For most of the past twenty years, the Bank of Japan's preliminary money stock release was a data-desk formality — a ritual export from a spreadsheet, watched by monetarists and no one else. That is changing. As the BoJ inches away from its long experiment in balance-sheet expansion, the trajectory of M2 and M3 is no longer a residual of policy but a test of whether the transmission mechanism is behaving as Ueda's committee expects. The April 2026 print, mundane on its face, sits inside a live debate.
The dossier itself is thin: a sequence of preliminary releases from the Bank of Japan covering April, May and June 2026, each delivered as an Excel-origin PDF with the usual monetary aggregates. There is no accompanying commentary, no forecast, no quoted official. That absence is the point. In a normalising Japan, the raw series carries the analytical weight — and the question a macro reader should be asking is whether broad money growth is decelerating fast enough to validate the BoJ's pace of exit, or slowly enough to warn against it.
Why the aggregates matter again
Under yield curve control, money stock was largely a mechanical output of the BoJ's JGB (Japanese Government Bond) purchases. With YCC dismantled and the policy rate off the floor, the causal chain runs the other way: deposit growth, credit creation and the velocity of household balances now feed back into inflation expectations rather than being dictated by them. M3 — the broadest aggregate the BoJ publishes monthly, capturing currency, deposits and certificates of deposit — becomes a genuine information variable again. A soft print supports the doves on Nihonbashi's policy board; a firm one hands the hawks their argument for a further step.
A monthly spreadsheet nobody read for twenty years is, briefly, a policy-relevant release.

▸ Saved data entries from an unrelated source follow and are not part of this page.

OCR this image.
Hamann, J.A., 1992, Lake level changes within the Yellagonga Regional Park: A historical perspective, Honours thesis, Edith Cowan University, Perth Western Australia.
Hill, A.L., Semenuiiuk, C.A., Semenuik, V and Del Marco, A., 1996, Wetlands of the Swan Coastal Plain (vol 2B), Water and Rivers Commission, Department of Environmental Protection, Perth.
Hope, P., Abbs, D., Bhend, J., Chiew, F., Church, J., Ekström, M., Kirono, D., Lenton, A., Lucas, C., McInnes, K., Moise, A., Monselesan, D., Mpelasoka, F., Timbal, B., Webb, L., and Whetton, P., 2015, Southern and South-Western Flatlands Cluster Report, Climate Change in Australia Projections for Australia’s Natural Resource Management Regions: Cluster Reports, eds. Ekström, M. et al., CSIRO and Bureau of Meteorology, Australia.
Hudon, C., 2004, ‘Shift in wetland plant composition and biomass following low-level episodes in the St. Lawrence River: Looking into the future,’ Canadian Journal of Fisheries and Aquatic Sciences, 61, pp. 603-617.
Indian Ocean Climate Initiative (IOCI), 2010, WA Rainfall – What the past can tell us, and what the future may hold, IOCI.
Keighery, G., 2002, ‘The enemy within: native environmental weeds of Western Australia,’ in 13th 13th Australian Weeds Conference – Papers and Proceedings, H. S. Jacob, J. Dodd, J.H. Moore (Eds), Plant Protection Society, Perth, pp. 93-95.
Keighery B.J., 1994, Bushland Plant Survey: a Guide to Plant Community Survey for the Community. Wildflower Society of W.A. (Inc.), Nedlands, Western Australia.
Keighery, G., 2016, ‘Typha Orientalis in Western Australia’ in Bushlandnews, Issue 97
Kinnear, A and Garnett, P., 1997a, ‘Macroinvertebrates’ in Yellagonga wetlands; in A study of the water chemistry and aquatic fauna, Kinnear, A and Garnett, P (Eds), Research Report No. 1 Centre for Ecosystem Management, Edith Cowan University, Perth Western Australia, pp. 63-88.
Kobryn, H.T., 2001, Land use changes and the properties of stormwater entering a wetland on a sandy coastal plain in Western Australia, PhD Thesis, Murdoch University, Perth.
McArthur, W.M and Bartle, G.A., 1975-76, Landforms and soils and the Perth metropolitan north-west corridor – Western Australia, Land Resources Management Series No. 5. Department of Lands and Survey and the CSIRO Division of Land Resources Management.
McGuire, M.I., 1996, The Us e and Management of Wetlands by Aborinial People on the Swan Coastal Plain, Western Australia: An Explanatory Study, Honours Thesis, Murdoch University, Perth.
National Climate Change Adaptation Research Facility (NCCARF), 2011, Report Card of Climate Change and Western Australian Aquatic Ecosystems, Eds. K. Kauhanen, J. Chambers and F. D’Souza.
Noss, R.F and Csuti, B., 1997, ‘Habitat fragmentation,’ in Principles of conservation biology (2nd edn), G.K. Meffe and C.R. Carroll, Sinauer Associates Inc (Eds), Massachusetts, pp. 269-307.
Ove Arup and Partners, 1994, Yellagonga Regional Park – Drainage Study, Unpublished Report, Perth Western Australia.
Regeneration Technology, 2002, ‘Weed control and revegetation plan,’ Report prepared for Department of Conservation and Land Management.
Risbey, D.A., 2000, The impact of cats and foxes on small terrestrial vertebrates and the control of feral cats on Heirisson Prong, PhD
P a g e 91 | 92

The dossier offers no quantified forecasts on the trajectory of Japanese money growth, and no named voice in the cluster stakes out a position on the April data specifically. That is a limitation worth naming rather than papering over. What the sequence of releases does confirm is operational: the BoJ is publishing on cadence, in machine-readable form, with the same preliminary-then-revised structure it has used for years. For anyone building a nowcast of Japanese nominal demand, the pipeline is intact — which is more than can be said for several G10 statistical agencies in 2026.

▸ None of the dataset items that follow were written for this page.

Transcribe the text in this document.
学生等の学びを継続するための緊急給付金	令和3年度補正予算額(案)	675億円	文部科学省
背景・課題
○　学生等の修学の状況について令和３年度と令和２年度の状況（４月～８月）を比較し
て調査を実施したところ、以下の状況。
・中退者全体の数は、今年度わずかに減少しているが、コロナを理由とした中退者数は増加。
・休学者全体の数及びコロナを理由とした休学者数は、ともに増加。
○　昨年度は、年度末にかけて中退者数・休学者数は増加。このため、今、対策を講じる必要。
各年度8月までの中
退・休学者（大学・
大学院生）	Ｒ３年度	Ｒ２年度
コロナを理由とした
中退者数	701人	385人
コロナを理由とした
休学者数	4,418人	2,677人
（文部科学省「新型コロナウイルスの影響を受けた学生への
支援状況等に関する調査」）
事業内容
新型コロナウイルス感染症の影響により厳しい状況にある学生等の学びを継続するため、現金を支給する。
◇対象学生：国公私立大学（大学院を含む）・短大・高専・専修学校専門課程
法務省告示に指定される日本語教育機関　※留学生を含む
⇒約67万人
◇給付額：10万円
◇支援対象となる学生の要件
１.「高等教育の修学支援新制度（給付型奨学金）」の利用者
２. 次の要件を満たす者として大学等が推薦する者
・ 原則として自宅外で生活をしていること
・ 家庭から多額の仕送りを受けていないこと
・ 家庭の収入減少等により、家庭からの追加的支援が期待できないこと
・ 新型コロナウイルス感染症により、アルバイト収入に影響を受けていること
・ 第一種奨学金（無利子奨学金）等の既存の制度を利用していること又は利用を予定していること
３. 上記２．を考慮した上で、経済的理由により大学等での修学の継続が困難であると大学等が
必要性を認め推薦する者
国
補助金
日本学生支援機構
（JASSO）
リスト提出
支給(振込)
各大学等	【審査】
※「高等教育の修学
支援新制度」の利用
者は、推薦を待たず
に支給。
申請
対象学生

What to watch into the July meeting
The operationalisable questions cluster around three markers. First, whether year-on-year M2 growth continues to drift toward the low single digits, which would be consistent with the BoJ's own inflation glide path. Second, whether deposit growth at regional banks diverges from the megabanks — a proxy for whether higher policy rates are pulling household savings out of near-zero deposits and into time deposits or investment trusts. Third, whether the currency-in-circulation component softens, which would indicate that the cash-preference behaviour entrenched during the deflationary era is finally breaking. Each is testable against the next two monthly prints before the BoJ's summer meeting, and each carries a clear read for the next rate decision.

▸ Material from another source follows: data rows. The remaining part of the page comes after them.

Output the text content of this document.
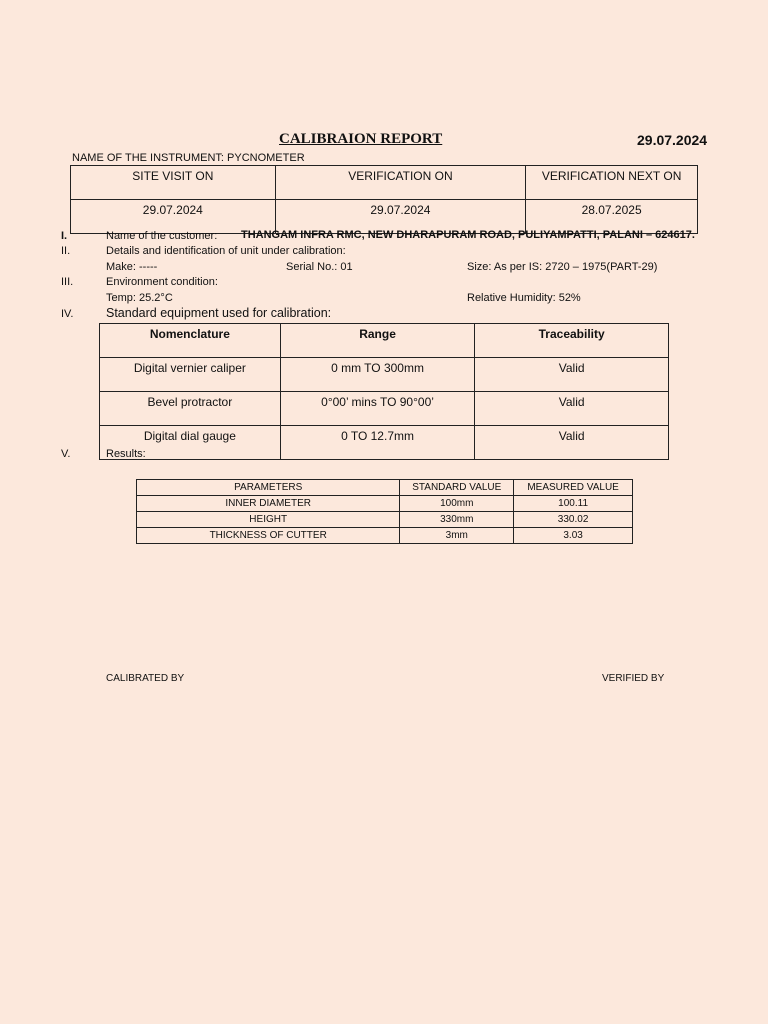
CALIBRAION REPORT	29.07.2024
NAME OF THE INSTRUMENT: PYCNOMETER
SITE VISIT ON	VERIFICATION ON	VERIFICATION NEXT ON
29.07.2024	29.07.2024	28.07.2025
I.	Name of the customer: THANGAM INFRA RMC, NEW DHARAPURAM ROAD, PULIYAMPATTI, PALANI – 624617.
II.	Details and identification of unit under calibration:
Make: -----	Serial No.: 01	Size: As per IS: 2720 – 1975(PART-29)
III.	Environment condition:
Temp: 25.2°C	Relative Humidity: 52%
IV.	Standard equipment used for calibration:
Nomenclature	Range	Traceability
Digital vernier caliper	0 mm TO 300mm	Valid
Bevel protractor	0°00’ mins TO 90°00’	Valid
Digital dial gauge	0 TO 12.7mm	Valid
V.	Results:
PARAMETERS	STANDARD VALUE	MEASURED VALUE
INNER DIAMETER	100mm	100.11
HEIGHT	330mm	330.02
THICKNESS OF CUTTER	3mm	3.03
CALIBRATED BY	VERIFIED BY
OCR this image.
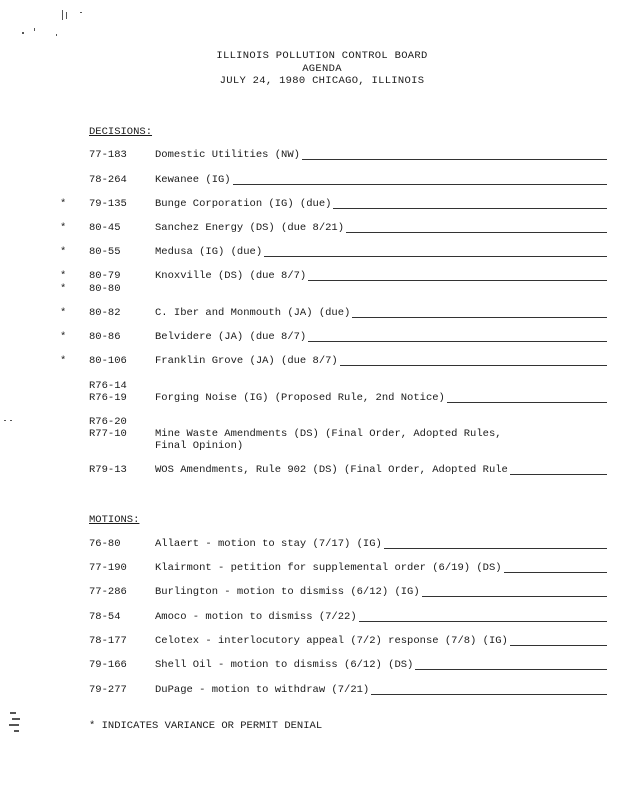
ILLINOIS POLLUTION CONTROL BOARD
AGENDA
JULY 24, 1980 CHICAGO, ILLINOIS
DECISIONS:
77-183	Domestic Utilities (NW)
78-264	Kewanee (IG)
*	79-135	Bunge Corporation (IG) (due)
*	80-45	Sanchez Energy (DS) (due 8/21)
*	80-55	Medusa (IG) (due)
*	80-79	Knoxville (DS) (due 8/7)
*	80-80
*	80-82	C. Iber and Monmouth (JA) (due)
*	80-86	Belvidere (JA) (due 8/7)
*	80-106	Franklin Grove (JA) (due 8/7)
R76-14
R76-19	Forging Noise (IG) (Proposed Rule, 2nd Notice)
R76-20
R77-10	Mine Waste Amendments (DS) (Final Order, Adopted Rules,
Final Opinion)
R79-13	WOS Amendments, Rule 902 (DS) (Final Order, Adopted Rule
MOTIONS:
76-80	Allaert - motion to stay (7/17) (IG)
77-190	Klairmont - petition for supplemental order (6/19) (DS)
77-286	Burlington - motion to dismiss (6/12) (IG)
78-54	Amoco - motion to dismiss (7/22)
78-177	Celotex - interlocutory appeal (7/2) response (7/8) (IG)
79-166	Shell Oil - motion to dismiss (6/12) (DS)
79-277	DuPage - motion to withdraw (7/21)
* INDICATES VARIANCE OR PERMIT DENIAL
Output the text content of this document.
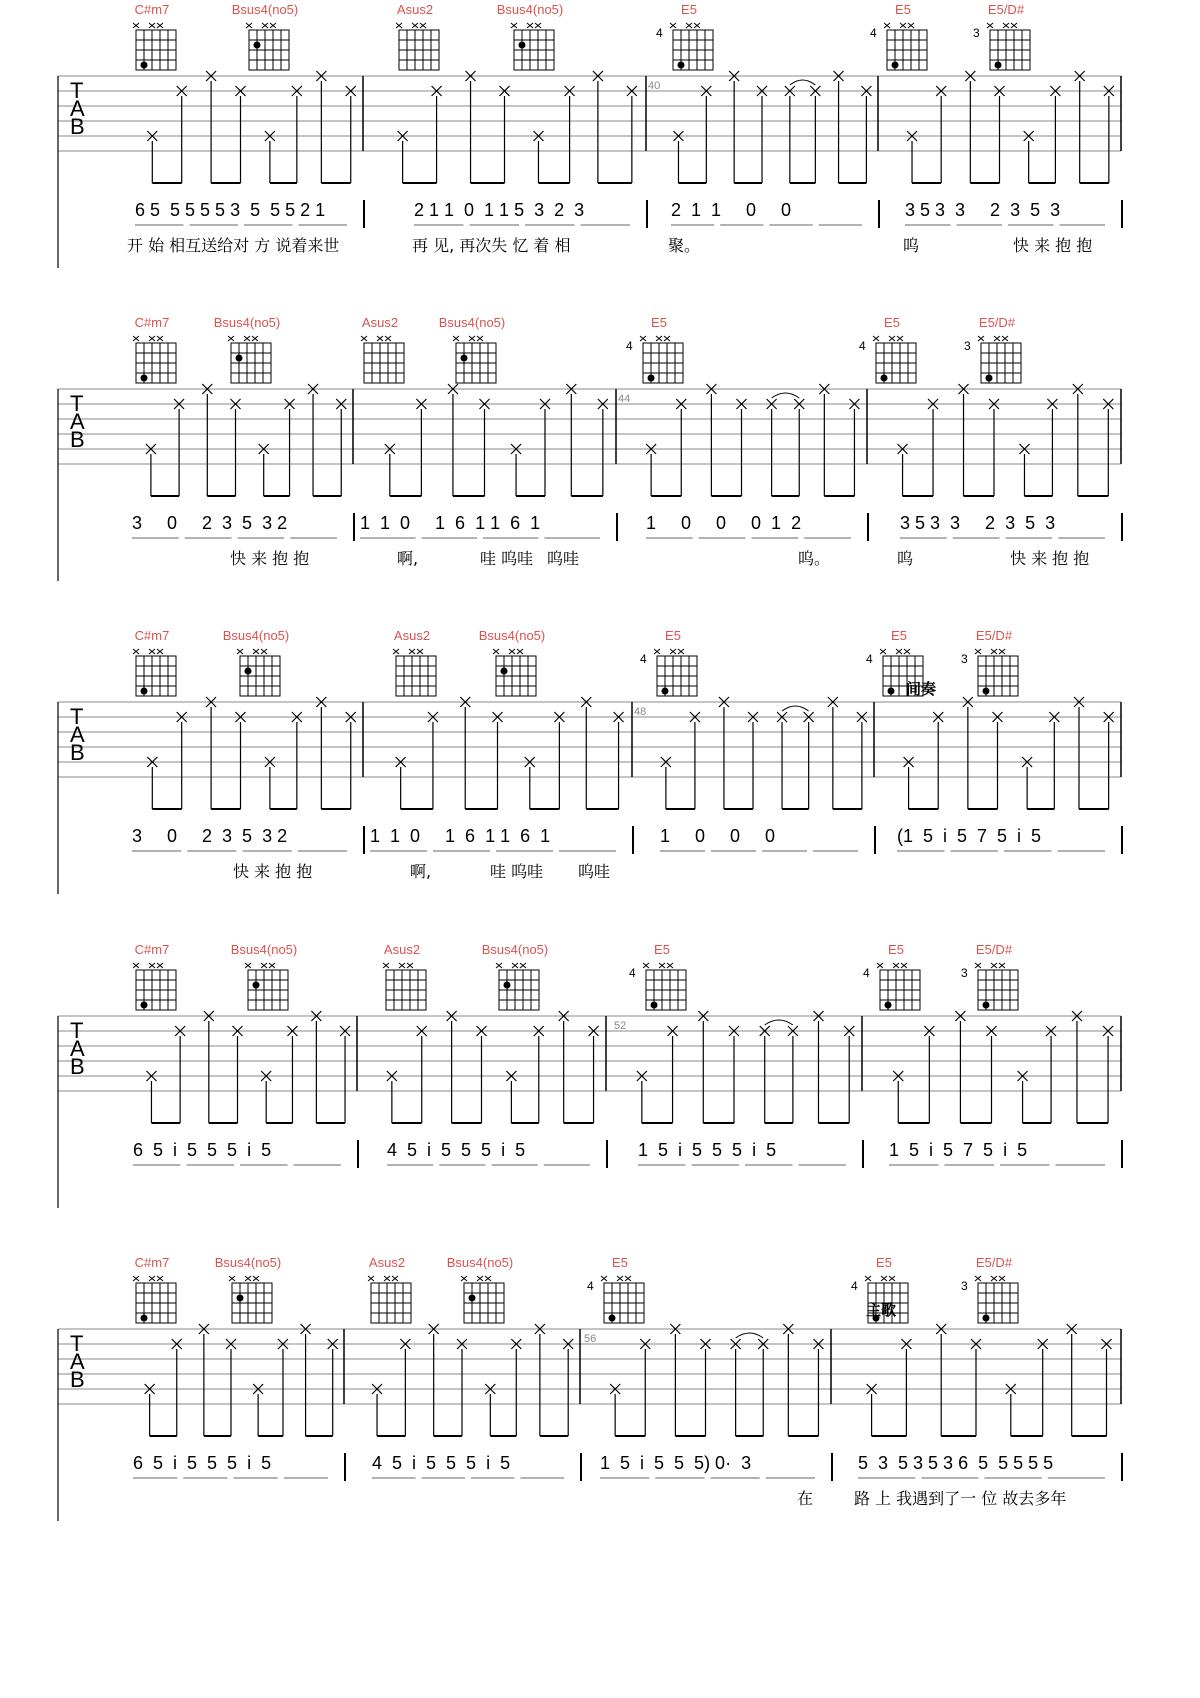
C#m7	Bsus4(no5)	Asus2	Bsus4(no5)	E5
4
E5
4
E5/D#
3
T
A
B
40
6 5  5 5 5 5 3  5  5 5 2 1	2 1 1  0  1 1 5  3  2  3	2  1  1     0     0	3 5 3  3     2  3  5  3
开 始 相互送给对 方 说着来世	再 见, 再次失 忆 着 相	聚。	呜	快 来 抱 抱
C#m7	Bsus4(no5)	Asus2	Bsus4(no5)	E5
4
E5
4
E5/D#
3
T
A
B
44
3     0     2  3  5  3 2	1  1  0     1  6  1 1  6  1	1     0     0     0  1  2	3 5 3  3     2  3  5  3
快 来 抱 抱	啊,	哇 呜哇 呜哇	呜。	呜	快 来 抱 抱
C#m7	Bsus4(no5)	Asus2	Bsus4(no5)	E5
4
E5
4
E5/D#
3
间奏
T
A
B
48
3     0     2  3  5  3 2	1  1  0     1  6  1 1  6  1	1     0     0     0	(1  5  i  5  7  5  i  5
快 来 抱 抱	啊,	哇 呜哇 呜哇
C#m7	Bsus4(no5)	Asus2	Bsus4(no5)	E5
4
E5
4
E5/D#
3
T
A
B
52
6  5  i  5  5  5  i  5	4  5  i  5  5  5  i  5	1  5  i  5  5  5  i  5	1  5  i  5  7  5  i  5
C#m7	Bsus4(no5)	Asus2	Bsus4(no5)	E5
4
E5
4
E5/D#
3
主歌
T
A
B
56
6  5  i  5  5  5  i  5	4  5  i  5  5  5  i  5	1  5  i  5  5  5) 0·  3	5  3  5 3 5 3 6  5  5 5 5 5
在	路 上 我遇到了一 位 故去多年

The wider point is that Japan has re-entered the small club of economies where monetary data has policy signal. That was not true in 2015, or 2019, or even 2023. It is true now, and it will remain true until the BoJ either completes its normalisation or is forced to reverse it. The April 2026 release, in that sense, is not a document — it is a data point in a live experiment, and the reader who ignores the monthly cadence will be reading the July decision cold.